3/16/13 Bubble sort and Insertion sort

In my last post I introduced big O notation, a way to categorize sorting algorithms by efficiency. Today I will teach you two O(n^2) algorithms that are good as an introduction to sorting. Because these algorithms are O(n^2), they are not very efficient and therefore are not used very often outside of introductory computer science.

The first sort algorithm that I will show you is bubble sort, the most basic of sorting algorithms. Bubble sort goes through the array until it finds something that is not in ascending order. Once it dose, it swaps this piece of data with the data that came before it. It will repeat the process until it has gone through the array as many times as the number of elements in the array. The code would look something like this:

public int[] bubbleSort(int[] arr){

 for(int x = 0; x < arr.length; x++){

  for(int i = 1; i < arr.length; i++){
   if(arr[i]<arr[i-1){
    int temp = arr[i-1];
    arr[i-1] = arr[i];
    arr[i] = temp;
   }
  }

 }

 return arr;

}

Now that you know bubble sort, I will teach you its faster cousin, Insertion sort. Despite still being inefficient, Insertion sort is a faster bubble sort. Rather than bubbling down like bubble sort, Insertion sort finds the index it wants to put a out of place number in and inserts it there. The code would look like this:

public int[] insertionSort(int[] arr){

 for(int i = 1; i < arr.length; i++){

  if(arr[i]<arr[i-1)){

   int value = arr[i]

   int toSet=0;

   for(int x = i; x>0 && arr[x-1]>value; x++){

    arr[x]=arr[x-1];

    toSet=x;

   }

   arr[toSet]=value;

  }

 }

}

Now I have shown you two different basic algorithms you can use for sorting, and If you want to find more, look here (links to wikipedia) or wait for more on them in my next few posts.

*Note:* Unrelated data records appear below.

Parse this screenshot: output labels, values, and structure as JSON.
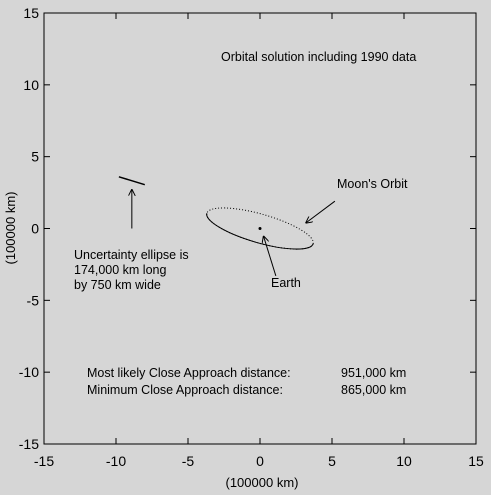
{
  "colors": {
    "background": "#d6d6d6",
    "ink": "#000000"
  },
  "chart_data": {
    "type": "scatter",
    "title": "Orbital solution including 1990 data",
    "xlabel": "(100000 km)",
    "ylabel": "(100000 km)",
    "xlim": [
      -15,
      15
    ],
    "ylim": [
      -15,
      15
    ],
    "xticks": [
      -15,
      -10,
      -5,
      0,
      5,
      10,
      15
    ],
    "yticks": [
      -15,
      -10,
      -5,
      0,
      5,
      10,
      15
    ],
    "grid": false,
    "earth": {
      "x": 0,
      "y": 0
    },
    "moon_orbit": {
      "cx": 0,
      "cy": 0,
      "semi_major": 3.84,
      "semi_minor": 1.0,
      "angle_deg": -16
    },
    "uncertainty_segment": {
      "x1": -9.8,
      "y1": 3.6,
      "x2": -8.0,
      "y2": 3.05
    },
    "annotations": {
      "ellipse_note": [
        "Uncertainty ellipse is",
        "174,000 km long",
        "by 750 km wide"
      ],
      "earth_label": "Earth",
      "moon_label": "Moon's Orbit",
      "close_approach": [
        {
          "label": "Most likely Close Approach distance:",
          "value": "951,000 km"
        },
        {
          "label": "Minimum Close Approach distance:",
          "value": "865,000 km"
        }
      ]
    },
    "arrows": [
      {
        "from": [
          -8.9,
          0.0
        ],
        "to": [
          -8.9,
          2.7
        ]
      },
      {
        "from": [
          1.1,
          -3.3
        ],
        "to": [
          0.25,
          -0.55
        ]
      },
      {
        "from": [
          5.2,
          1.9
        ],
        "to": [
          3.2,
          0.4
        ]
      }
    ]
  }
}
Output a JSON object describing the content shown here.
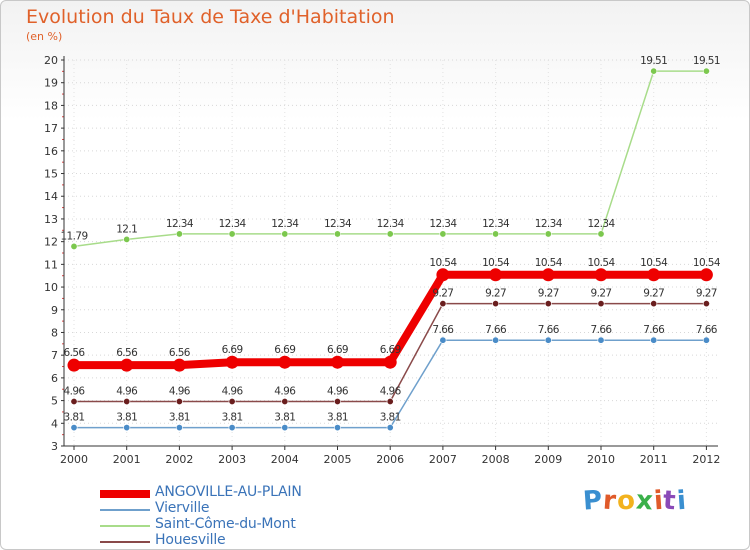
{
  "chart_data": {
    "type": "line",
    "title": "Evolution du Taux de Taxe d'Habitation",
    "subtitle": "(en %)",
    "x": [
      "2000",
      "2001",
      "2002",
      "2003",
      "2004",
      "2005",
      "2006",
      "2007",
      "2008",
      "2009",
      "2010",
      "2011",
      "2012"
    ],
    "ylim": [
      3,
      20
    ],
    "yticks": [
      3,
      4,
      5,
      6,
      7,
      8,
      9,
      10,
      11,
      12,
      13,
      14,
      15,
      16,
      17,
      18,
      19,
      20
    ],
    "grid": true,
    "legend_position": "bottom-left",
    "series": [
      {
        "name": "ANGOVILLE-AU-PLAIN",
        "color": "#ee0000",
        "values": [
          6.56,
          6.56,
          6.56,
          6.69,
          6.69,
          6.69,
          6.69,
          10.54,
          10.54,
          10.54,
          10.54,
          10.54,
          10.54
        ],
        "labels": [
          "6.56",
          "6.56",
          "6.56",
          "6.69",
          "6.69",
          "6.69",
          "6.69",
          "10.54",
          "10.54",
          "10.54",
          "10.54",
          "10.54",
          "10.54"
        ]
      },
      {
        "name": "Vierville",
        "color": "#6fa0cc",
        "marker": "#4a8cc8",
        "values": [
          3.81,
          3.81,
          3.81,
          3.81,
          3.81,
          3.81,
          3.81,
          7.66,
          7.66,
          7.66,
          7.66,
          7.66,
          7.66
        ],
        "labels": [
          "3.81",
          "3.81",
          "3.81",
          "3.81",
          "3.81",
          "3.81",
          "3.81",
          "7.66",
          "7.66",
          "7.66",
          "7.66",
          "7.66",
          "7.66"
        ]
      },
      {
        "name": "Saint-Côme-du-Mont",
        "color": "#a8dc8a",
        "marker": "#7cc84e",
        "values": [
          11.79,
          12.1,
          12.34,
          12.34,
          12.34,
          12.34,
          12.34,
          12.34,
          12.34,
          12.34,
          12.34,
          19.51,
          19.51
        ],
        "labels": [
          "11.79",
          "12.1",
          "12.34",
          "12.34",
          "12.34",
          "12.34",
          "12.34",
          "12.34",
          "12.34",
          "12.34",
          "12.34",
          "19.51",
          "19.51"
        ]
      },
      {
        "name": "Houesville",
        "color": "#8a4a4a",
        "marker": "#6a1e1e",
        "values": [
          4.96,
          4.96,
          4.96,
          4.96,
          4.96,
          4.96,
          4.96,
          9.27,
          9.27,
          9.27,
          9.27,
          9.27,
          9.27
        ],
        "labels": [
          "4.96",
          "4.96",
          "4.96",
          "4.96",
          "4.96",
          "4.96",
          "4.96",
          "9.27",
          "9.27",
          "9.27",
          "9.27",
          "9.27",
          "9.27"
        ]
      }
    ]
  },
  "logo": {
    "letters": [
      "P",
      "r",
      "o",
      "x",
      "i",
      "t",
      "i"
    ],
    "colors": [
      "#3a8fd0",
      "#e05a2a",
      "#f2b21e",
      "#3ab04a",
      "#e05a2a",
      "#8a4ab8",
      "#3a8fd0"
    ]
  }
}
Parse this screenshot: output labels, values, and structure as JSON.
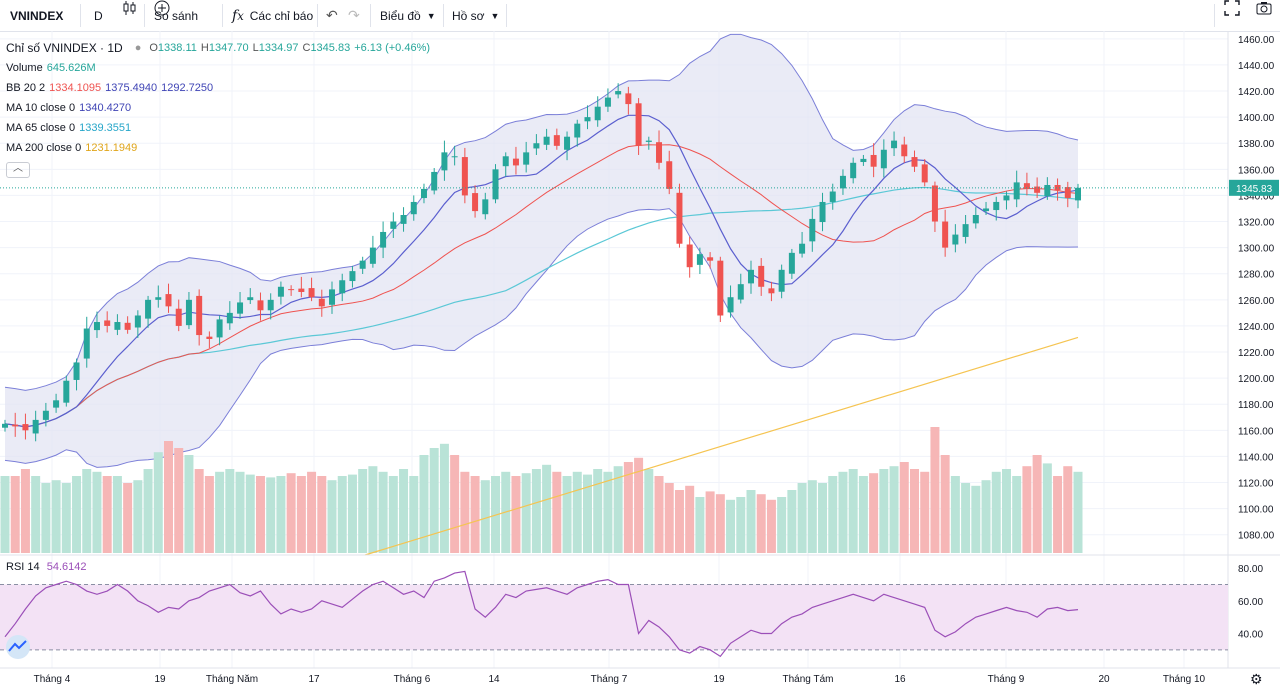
{
  "toolbar": {
    "symbol": "VNINDEX",
    "interval": "D",
    "compare_label": "So sánh",
    "indicators_label": "Các chỉ báo",
    "chart_type_label": "Biểu đồ",
    "profile_label": "Hồ sơ"
  },
  "legend": {
    "title": "Chỉ số VNINDEX · 1D",
    "ohlc": {
      "o_label": "O",
      "o": "1338.11",
      "h_label": "H",
      "h": "1347.70",
      "l_label": "L",
      "l": "1334.97",
      "c_label": "C",
      "c": "1345.83",
      "change": "+6.13 (+0.46%)"
    },
    "volume": {
      "label": "Volume",
      "value": "645.626M"
    },
    "bb": {
      "label": "BB 20 2",
      "mid": "1334.1095",
      "upper": "1375.4940",
      "lower": "1292.7250"
    },
    "ma10": {
      "label": "MA 10 close 0",
      "value": "1340.4270"
    },
    "ma65": {
      "label": "MA 65 close 0",
      "value": "1339.3551"
    },
    "ma200": {
      "label": "MA 200 close 0",
      "value": "1231.1949"
    },
    "rsi": {
      "label": "RSI 14",
      "value": "54.6142"
    }
  },
  "colors": {
    "up": "#26a69a",
    "down": "#ef5350",
    "bb_fill": "#e3e4f3",
    "bb_line": "#7b7fd8",
    "ma10": "#5b5fcf",
    "ma65": "#5bc8d6",
    "ma200": "#f5c451",
    "ma_red": "#ef5350",
    "rsi_line": "#9b4fb8",
    "rsi_fill": "#f3e2f5"
  },
  "chart_data": {
    "type": "candlestick",
    "title": "Chỉ số VNINDEX · 1D",
    "price_axis": {
      "ticks": [
        1080,
        1100,
        1120,
        1140,
        1160,
        1180,
        1200,
        1220,
        1240,
        1260,
        1280,
        1300,
        1320,
        1340,
        1360,
        1380,
        1400,
        1420,
        1440,
        1460
      ],
      "range": [
        1066,
        1466
      ]
    },
    "last_price_label": "1345.83",
    "x_labels": [
      "Tháng 4",
      "19",
      "Tháng Năm",
      "17",
      "Tháng 6",
      "14",
      "Tháng 7",
      "19",
      "Tháng Tám",
      "16",
      "Tháng 9",
      "20",
      "Tháng 10"
    ],
    "closes": [
      1165,
      1163,
      1160,
      1168,
      1175,
      1183,
      1198,
      1212,
      1238,
      1243,
      1240,
      1243,
      1237,
      1248,
      1260,
      1262,
      1255,
      1240,
      1260,
      1233,
      1230,
      1245,
      1250,
      1258,
      1262,
      1252,
      1260,
      1270,
      1268,
      1266,
      1262,
      1255,
      1268,
      1275,
      1282,
      1290,
      1300,
      1312,
      1320,
      1325,
      1335,
      1345,
      1358,
      1373,
      1370,
      1340,
      1328,
      1337,
      1360,
      1370,
      1363,
      1373,
      1380,
      1385,
      1378,
      1385,
      1395,
      1400,
      1408,
      1415,
      1420,
      1410,
      1378,
      1382,
      1365,
      1345,
      1303,
      1285,
      1295,
      1290,
      1248,
      1262,
      1272,
      1283,
      1270,
      1265,
      1283,
      1296,
      1303,
      1322,
      1335,
      1343,
      1355,
      1365,
      1368,
      1362,
      1375,
      1382,
      1370,
      1362,
      1350,
      1320,
      1300,
      1310,
      1318,
      1325,
      1330,
      1335,
      1340,
      1350,
      1345,
      1342,
      1348,
      1344,
      1338,
      1345.83
    ],
    "volume_relative": [
      0.55,
      0.55,
      0.6,
      0.55,
      0.5,
      0.52,
      0.5,
      0.55,
      0.6,
      0.58,
      0.55,
      0.55,
      0.5,
      0.52,
      0.6,
      0.72,
      0.8,
      0.75,
      0.7,
      0.6,
      0.55,
      0.58,
      0.6,
      0.58,
      0.56,
      0.55,
      0.54,
      0.55,
      0.57,
      0.55,
      0.58,
      0.55,
      0.52,
      0.55,
      0.56,
      0.6,
      0.62,
      0.58,
      0.55,
      0.6,
      0.55,
      0.7,
      0.75,
      0.78,
      0.7,
      0.58,
      0.55,
      0.52,
      0.55,
      0.58,
      0.55,
      0.57,
      0.6,
      0.63,
      0.58,
      0.55,
      0.58,
      0.56,
      0.6,
      0.58,
      0.62,
      0.65,
      0.68,
      0.6,
      0.55,
      0.5,
      0.45,
      0.48,
      0.4,
      0.44,
      0.42,
      0.38,
      0.4,
      0.45,
      0.42,
      0.38,
      0.4,
      0.45,
      0.5,
      0.52,
      0.5,
      0.55,
      0.58,
      0.6,
      0.55,
      0.57,
      0.6,
      0.62,
      0.65,
      0.6,
      0.58,
      0.9,
      0.7,
      0.55,
      0.5,
      0.48,
      0.52,
      0.58,
      0.6,
      0.55,
      0.62,
      0.7,
      0.64,
      0.55,
      0.62,
      0.58
    ],
    "ma200_start": [
      365,
      555
    ],
    "rsi": {
      "axis_ticks": [
        40,
        60,
        80
      ],
      "upper_band": 70,
      "lower_band": 30,
      "last": 54.6142,
      "values": [
        38,
        46,
        55,
        63,
        68,
        70,
        72,
        70,
        66,
        64,
        66,
        70,
        66,
        60,
        57,
        53,
        56,
        55,
        60,
        62,
        66,
        68,
        70,
        65,
        63,
        66,
        58,
        52,
        55,
        53,
        55,
        60,
        58,
        56,
        61,
        66,
        70,
        72,
        68,
        64,
        66,
        62,
        72,
        74,
        77,
        78,
        55,
        50,
        56,
        64,
        62,
        66,
        67,
        68,
        66,
        64,
        68,
        70,
        72,
        73,
        70,
        70,
        40,
        48,
        44,
        38,
        30,
        28,
        32,
        30,
        26,
        34,
        38,
        42,
        40,
        40,
        46,
        50,
        52,
        56,
        58,
        60,
        62,
        64,
        62,
        60,
        64,
        62,
        60,
        58,
        56,
        42,
        38,
        41,
        46,
        50,
        52,
        54,
        56,
        54,
        53,
        50,
        55,
        56,
        54,
        54.6
      ]
    }
  }
}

Oh and by the way, I went to the beach last week, which was a lot of fun!

3/3/13 Big O notation

If you want to preform a binary search on a set of numbers, you will first need to sort the numbers. There are many different ways that you can sort a set of numbers (which I will cover in future posts), but today I will teach you a method for defining the efficiency of a sorting algorithm, Big O notation. At its most basic level, Big O notation is simply put as O(some modification of n) where some modification of n would be representing how the time it takes to run the algorithm changes with the amount of input used. In this article, I will briefly explain each of the most commonly used modifiers with Big O notation.

The first Big O group that I will teach you is O(n^2). In this version, the time it takes for the sort to occur is directly related to the square of the number of items that you wish to sort. These types of algorithms usually use a nested for loop that will go through each element and compare it to every other element and will use this data to sort the list.

The next Big O group that I will teach you is O(n). In this version, the time it takes for the sort to occur is directly related to the number of items that you wish to sort. These types of algorithms usually use one for loop that will go through each element and sort it based off of what happens in that loop.

The last  Big O group that I will teach you is O(n log n). In this version, the extra time that It takes to add another element before sorting decreases with the more elements that you have. These types of algorithms are the most efficient and usually call another copy of their algorithm on sub sections of the list through a process called recursion (you can find the definition here). 

Now, I have shown you the three most common Big O groups; however, there are many more, but I will not discuss them all here. If you have any questions about this, just post them in the comments, and as always, I hope you have learned a thing or two about Big O notation.